Prezes FEN na szali postawił wszystko czego razem dokonaliśmy – zostałem pierwszy podwójnym mistrzem FEN – a nastęnie przekreślił to swoim 5-minutowym show w mediach. W chwili obecnej nie widzę już możliwości dalszej współpracy z Federacją FEN, mimo iż Fight Exclusive Night to nie tylko Prezes Paweł Jóźwiak. FEN tworzy wielu wspaniałych ludzi, jednak w tym momencie zmuszony jestem im serdecznie za wszystko podziękować. Przez caly okres mojej współpracy z federacją ze swoich obowiązków wywiązywałem się bez zastrzeżeń. Jeszcze kilka tygodni temu Prezes mówił o mnie jak o wschodzącej gwieździe Federacji, dostałem walkę wieczoru i byłem poklepywany po plecach… żeby tydzień później bez żadnych skrupułów zmieszać mnie z błotem. W imię czego tak naprawdę?
Niejednokrotnie wszyscy byliśmy świadkiem różnych zachowań Prezesa. Warto w tym miejscu przytoczyć chociażby fragment oświadczenia Prezesa złożonego w analogicznej sytuacji odnośnie Radosława Paczuskiego, w którym pisał, iż „jest to dla mnie policzek, że Radek pierze pewne brudy publicznie. Nie chciałem tego wątku poruszać, bo długo ze sobą współpracowaliśmy, ale jeżeli zawodnik teraz pluje na naszą federację, to nie mogę obok tego przejść obojętnie.” Nie cały rok później Prezes FEN Paweł Jóźwiak „opluł” swojego podwójnego mistrza i tym razem to ja nie mogłem przejść obok tego obojętnie.
Andrzej Grzebyk
Siemanko Elita ✋Oficjalne Oświadczenie na zarzuty prezesa FightExclusiveNight Bardzo Was Wszystkich prosze o…

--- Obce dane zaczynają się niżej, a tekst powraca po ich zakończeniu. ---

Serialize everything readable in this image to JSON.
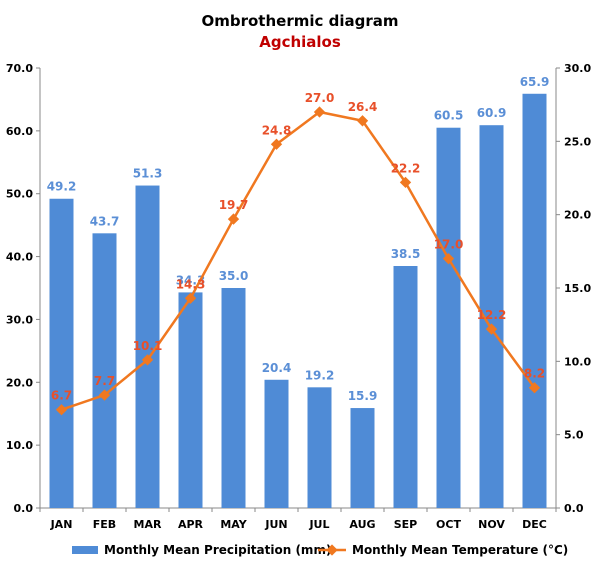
{
  "chart_data": {
    "type": "bar+line",
    "title": "Ombrothermic diagram",
    "subtitle": "Agchialos",
    "categories": [
      "JAN",
      "FEB",
      "MAR",
      "APR",
      "MAY",
      "JUN",
      "JUL",
      "AUG",
      "SEP",
      "OCT",
      "NOV",
      "DEC"
    ],
    "series": [
      {
        "name": "Monthly Mean Precipitation (mm)",
        "type": "bar",
        "axis": "left",
        "color": "#4f8bd6",
        "label_color": "#5b8fd6",
        "values": [
          49.2,
          43.7,
          51.3,
          34.3,
          35.0,
          20.4,
          19.2,
          15.9,
          38.5,
          60.5,
          60.9,
          65.9
        ],
        "labels": [
          "49.2",
          "43.7",
          "51.3",
          "34.3",
          "35.0",
          "20.4",
          "19.2",
          "15.9",
          "38.5",
          "60.5",
          "60.9",
          "65.9"
        ]
      },
      {
        "name": "Monthly Mean Temperature (°C)",
        "type": "line",
        "axis": "right",
        "color": "#f07820",
        "label_color": "#e8502a",
        "values": [
          6.7,
          7.7,
          10.1,
          14.3,
          19.7,
          24.8,
          27.0,
          26.4,
          22.2,
          17.0,
          12.2,
          8.2
        ],
        "labels": [
          "6.7",
          "7.7",
          "10.1",
          "14.3",
          "19.7",
          "24.8",
          "27.0",
          "26.4",
          "22.2",
          "17.0",
          "12.2",
          "8.2"
        ]
      }
    ],
    "y_left": {
      "ylim": [
        0,
        70
      ],
      "ticks": [
        "0.0",
        "10.0",
        "20.0",
        "30.0",
        "40.0",
        "50.0",
        "60.0",
        "70.0"
      ],
      "tick_values": [
        0,
        10,
        20,
        30,
        40,
        50,
        60,
        70
      ]
    },
    "y_right": {
      "ylim": [
        0,
        30
      ],
      "ticks": [
        "0.0",
        "5.0",
        "10.0",
        "15.0",
        "20.0",
        "25.0",
        "30.0"
      ],
      "tick_values": [
        0,
        5,
        10,
        15,
        20,
        25,
        30
      ]
    },
    "grid": false,
    "legend_position": "bottom"
  }
}
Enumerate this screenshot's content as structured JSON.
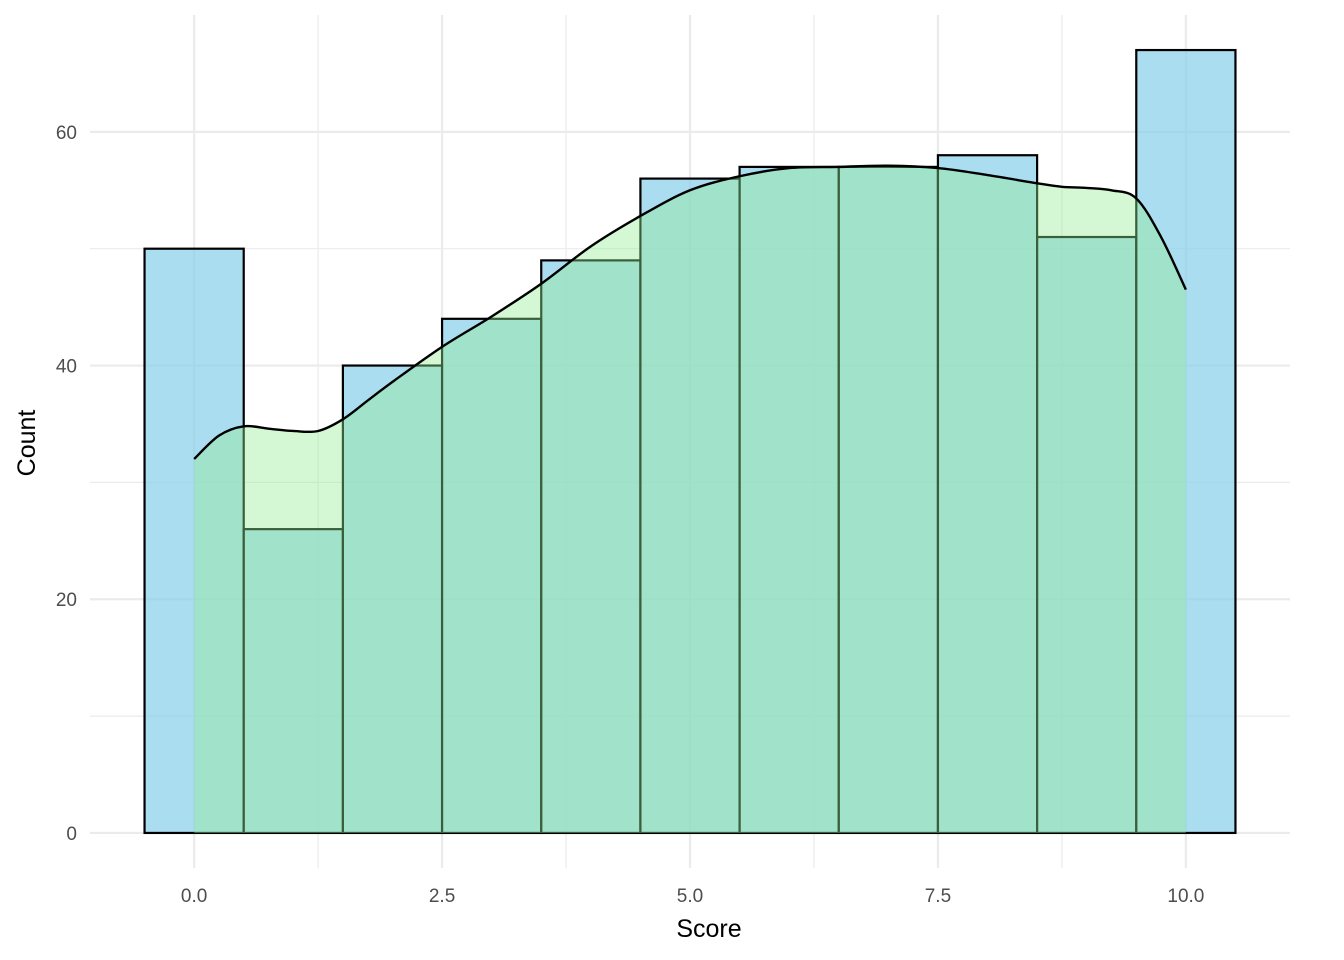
{
  "chart_data": {
    "type": "bar",
    "title": "",
    "xlabel": "Score",
    "ylabel": "Count",
    "xlim": [
      -1.05,
      11.05
    ],
    "ylim": [
      -3.0,
      70.0
    ],
    "x_ticks": [
      0.0,
      2.5,
      5.0,
      7.5,
      10.0
    ],
    "x_tick_labels": [
      "0.0",
      "2.5",
      "5.0",
      "7.5",
      "10.0"
    ],
    "y_ticks": [
      0,
      20,
      40,
      60
    ],
    "y_tick_labels": [
      "0",
      "20",
      "40",
      "60"
    ],
    "grid": true,
    "legend": "none",
    "bin_width": 1,
    "x": [
      0,
      1,
      2,
      3,
      4,
      5,
      6,
      7,
      8,
      9,
      10
    ],
    "series": [
      {
        "kind": "histogram",
        "values": [
          50,
          26,
          40,
          44,
          49,
          56,
          57,
          57,
          58,
          51,
          67
        ],
        "color": "#87CEEB"
      },
      {
        "kind": "density",
        "x": [
          0,
          0.25,
          0.5,
          0.75,
          1.0,
          1.25,
          1.5,
          1.75,
          2.0,
          2.5,
          3.0,
          3.5,
          4.0,
          4.5,
          5.0,
          5.5,
          6.0,
          6.5,
          7.0,
          7.5,
          8.0,
          8.5,
          8.75,
          9.0,
          9.25,
          9.5,
          9.75,
          10.0
        ],
        "values": [
          32.0,
          34.0,
          34.8,
          34.6,
          34.4,
          34.4,
          35.4,
          37.0,
          38.6,
          41.6,
          44.2,
          47.0,
          50.2,
          52.8,
          55.0,
          56.2,
          56.9,
          57.0,
          57.1,
          56.9,
          56.3,
          55.6,
          55.3,
          55.2,
          55.0,
          54.3,
          51.0,
          46.5
        ],
        "fill_color": "#90EE90",
        "line_color": "#000000"
      }
    ]
  }
}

Posted by Andrzej Grzebyk on Tuesday, October 29, 2019
Andrzej Grzebyk po raz ostatni pojawił się w klatce 12 października w walce wieczoru gali FEN 26 we Wrocławiu. Jego starcie z Robertem Fonsecą zakończyło się po kilkunastu sekundach na skutek kontuzji Brazylijczyka. Czy zgodnie z powyższym oświadczeniem była to ostatnia walka Grzebyka dla organizacji Fight Exclusive Night?